Our research in atmospheric composition, including remote sensing and modelling of atmospheric processes from local to global scale, is conducted in an Earth system or “sustainable atmosphere” framework

Our research focusses on atmospheric composition, air quality and climate, and involves using laboratory, field and modelling techniques to investigate atmospheric processes from plant leaf scale up to the global scale. We use highly-tuned analytical instruments in laboratory experiments and in field campaigns (including on-board research aircraft) to observe and understand the processes controlling atmospheric emissions and chemistry. We develop and use numerical models of the atmosphere to explore chemical and dynamical processes, to test scientific understanding and to give a predictive dimension to our work.
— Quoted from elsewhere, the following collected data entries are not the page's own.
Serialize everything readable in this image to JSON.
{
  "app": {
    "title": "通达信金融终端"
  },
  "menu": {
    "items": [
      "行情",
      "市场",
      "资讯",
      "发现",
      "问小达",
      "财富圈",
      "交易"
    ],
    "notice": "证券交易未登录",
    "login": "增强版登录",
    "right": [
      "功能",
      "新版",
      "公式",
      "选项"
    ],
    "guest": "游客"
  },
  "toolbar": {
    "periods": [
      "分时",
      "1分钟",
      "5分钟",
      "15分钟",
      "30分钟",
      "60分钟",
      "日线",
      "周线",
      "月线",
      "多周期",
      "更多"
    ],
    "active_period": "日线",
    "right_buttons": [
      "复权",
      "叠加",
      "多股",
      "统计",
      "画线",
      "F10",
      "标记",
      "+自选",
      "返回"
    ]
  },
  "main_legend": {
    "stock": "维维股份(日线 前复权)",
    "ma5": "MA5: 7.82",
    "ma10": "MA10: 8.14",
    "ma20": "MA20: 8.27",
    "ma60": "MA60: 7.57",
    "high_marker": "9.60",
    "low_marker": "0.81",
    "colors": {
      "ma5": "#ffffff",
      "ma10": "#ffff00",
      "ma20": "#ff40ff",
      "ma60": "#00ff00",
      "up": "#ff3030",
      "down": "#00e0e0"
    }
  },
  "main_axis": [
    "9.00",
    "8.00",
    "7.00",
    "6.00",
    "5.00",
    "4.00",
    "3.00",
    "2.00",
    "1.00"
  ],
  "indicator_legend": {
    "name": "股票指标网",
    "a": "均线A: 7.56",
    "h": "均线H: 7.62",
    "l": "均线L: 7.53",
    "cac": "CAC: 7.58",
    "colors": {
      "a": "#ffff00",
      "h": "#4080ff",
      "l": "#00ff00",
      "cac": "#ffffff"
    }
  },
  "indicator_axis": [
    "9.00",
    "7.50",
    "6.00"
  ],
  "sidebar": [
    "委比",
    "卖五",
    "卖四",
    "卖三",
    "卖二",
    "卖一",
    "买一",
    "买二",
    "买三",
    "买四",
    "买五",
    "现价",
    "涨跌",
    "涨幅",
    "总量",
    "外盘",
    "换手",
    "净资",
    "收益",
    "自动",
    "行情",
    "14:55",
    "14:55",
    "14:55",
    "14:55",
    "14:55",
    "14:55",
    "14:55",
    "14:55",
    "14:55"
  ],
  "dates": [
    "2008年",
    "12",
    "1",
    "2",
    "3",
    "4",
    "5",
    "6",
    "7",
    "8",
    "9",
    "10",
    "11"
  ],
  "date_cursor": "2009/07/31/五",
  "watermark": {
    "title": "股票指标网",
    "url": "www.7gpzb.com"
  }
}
Our research delivers benefits by contributing to better air quality policy, to improved understanding of land/atmosphere interactions, and to new options to mitigate climate change.

Lab Measurements

We have excellent facilities for the measurement of the concentrations of volatile organic compounds, including GC-FID, GC-MS (both with thermal desorption) and proton transfer reaction - mass spectrometry (two Ionicon instruments). We have controlled environment facilities for the growth of plants and for exposing plants to pollutants. Currently we focus on the emissions of volatile organic compounds produced by vegetation, understanding their role in climate/land/atmosphere feedbacks, particularly those involved in surface energy balance and tropospheric chemistry.

Field Measurements

We deploy instruments at field sites during observation campaigns to measure concentrations and surface-atmosphere fluxes of volatile organic compounds from natural ecosystems. We coordinated the OP3 project based at the Bukit Atur Global Atmosphere Watch Station in Sabah, Malaysia, during spring and summer 2008.  We recently coordinated eddy covariance measurements over central London to measure anthropogenic emissions over the city.

Modelling

We use and develop numerical models of global atmospheric composition and climate, including the FRSGC/UCI chemistry-transport model, the NCAR Community Earth System Model and the UKCA chemistry-climate model. We apply the MEGAN model of biogenic VOC emissions in these frameworks, and are contributing to the development of the UK land surface model, JULES, and the UK Earth System Model. We also use a range of smaller-scale process models to explore atmospheric oxidation processes and the chemical processing of pollutants in urban environments.